Kenyan Police Assaulted and Raped Women During Election: HRW
Several dozen women in Kenya said police officers attacked them during this year's election season and some said they were raped by men in uniform, Human Rights Watch (HRW) said on Thursday.
Police seal off roads near Kenya's Supreme Court in Nairobi, Kenya November 20, 2017. (Photo: REUTERS)
Nairobi: Several dozen women in Kenya said police officers attacked them during this year's election season and some said they were raped by men in uniform, Human Rights Watch (HRW) said on Thursday.
More than 70 people were killed in an election in August, later nullified by the Supreme Court, and a repeat presidential poll in October won by President Uhuru Kenyatta. The opposition boycotted the repeat poll and said it would not be fair.
The sexual attacks, mostly on women, occurred over this period in some of Nairobi's slums and in two opposition strongholds, Kisumu and Bungoma, in western Kenya, HRW said in a report.
Kenyan police dispute rights groups' allegations that officers used excessive force to quell election-related unrest. They did not respond to a request from Reuters for comment on the report.
One 28-year-old woman in the Nairobi slum of Mathare told Reuters: "Four men in police uniforms burst into my home and my children were sleeping, they pulled my husband out. One grabbed my neck, the other pulled off my clothes, another beat me with a stick, and the other forced sex on me."

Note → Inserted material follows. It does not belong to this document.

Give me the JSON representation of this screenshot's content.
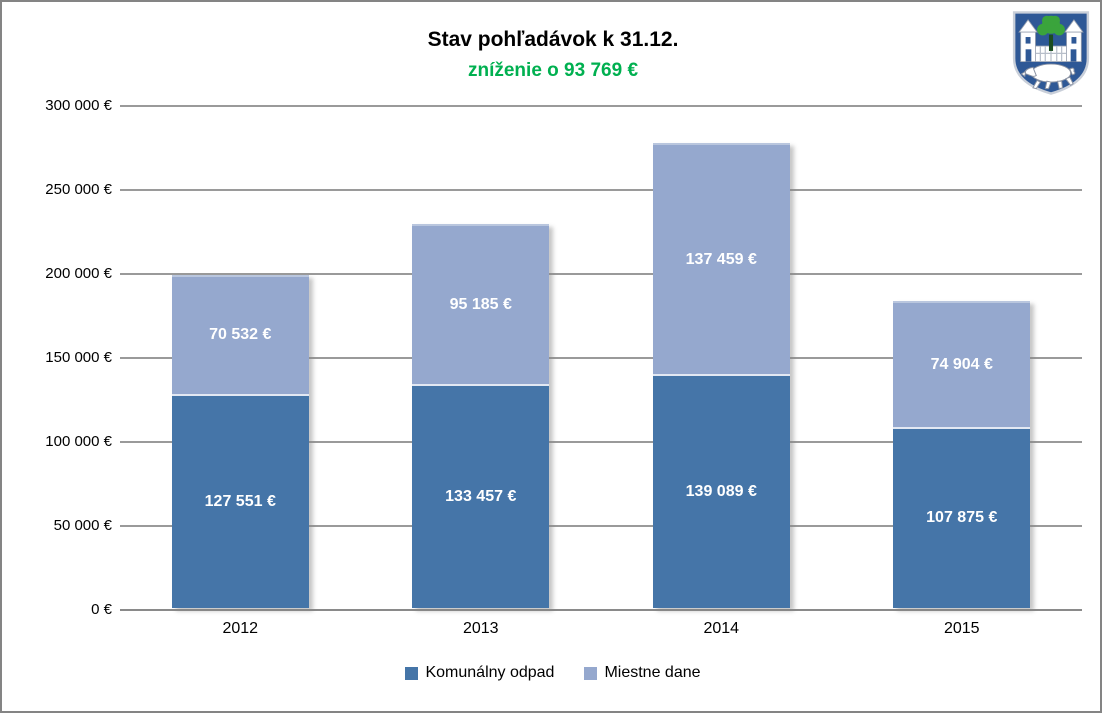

The woman who declined to be identified said she was four months pregnant and miscarried shortly after the rape. "I was bleeding and confused afterwards," she said.
Another woman, aged 26, said: "Two men dragged me away from my friend, stripped off my clothes and one raped me as another one held me down."
"Kenyan women who have been raped - they are lonely and abandoned and ashamed," said HRW researcher Agnes Odhiambo. "It's the Kenyan government who should feel shame for failing to protect them and help them get medical treatment."
Kenyan rights groups accuse police of brutality and extrajudicial killings.
A government civilian watchdog tasked to oversee the police exists, but few officers are charged and convictions are extremely rare.
The sexual violence mirrored widespread violations against women after a disputed 2007 vote, when 1,200 people were killed, HRW said. At the time, the group documented at least 900 cases of sexual violence but said this was likely an underestimate.
"The new cases related to the August and October 2017 elections demonstrate a disturbing continuum," Tina Alai, a lawyer with New York-based Physicians for Human Rights.
"Police have continued to perpetrate sexual violence against civilians they are obligated to protect," she said.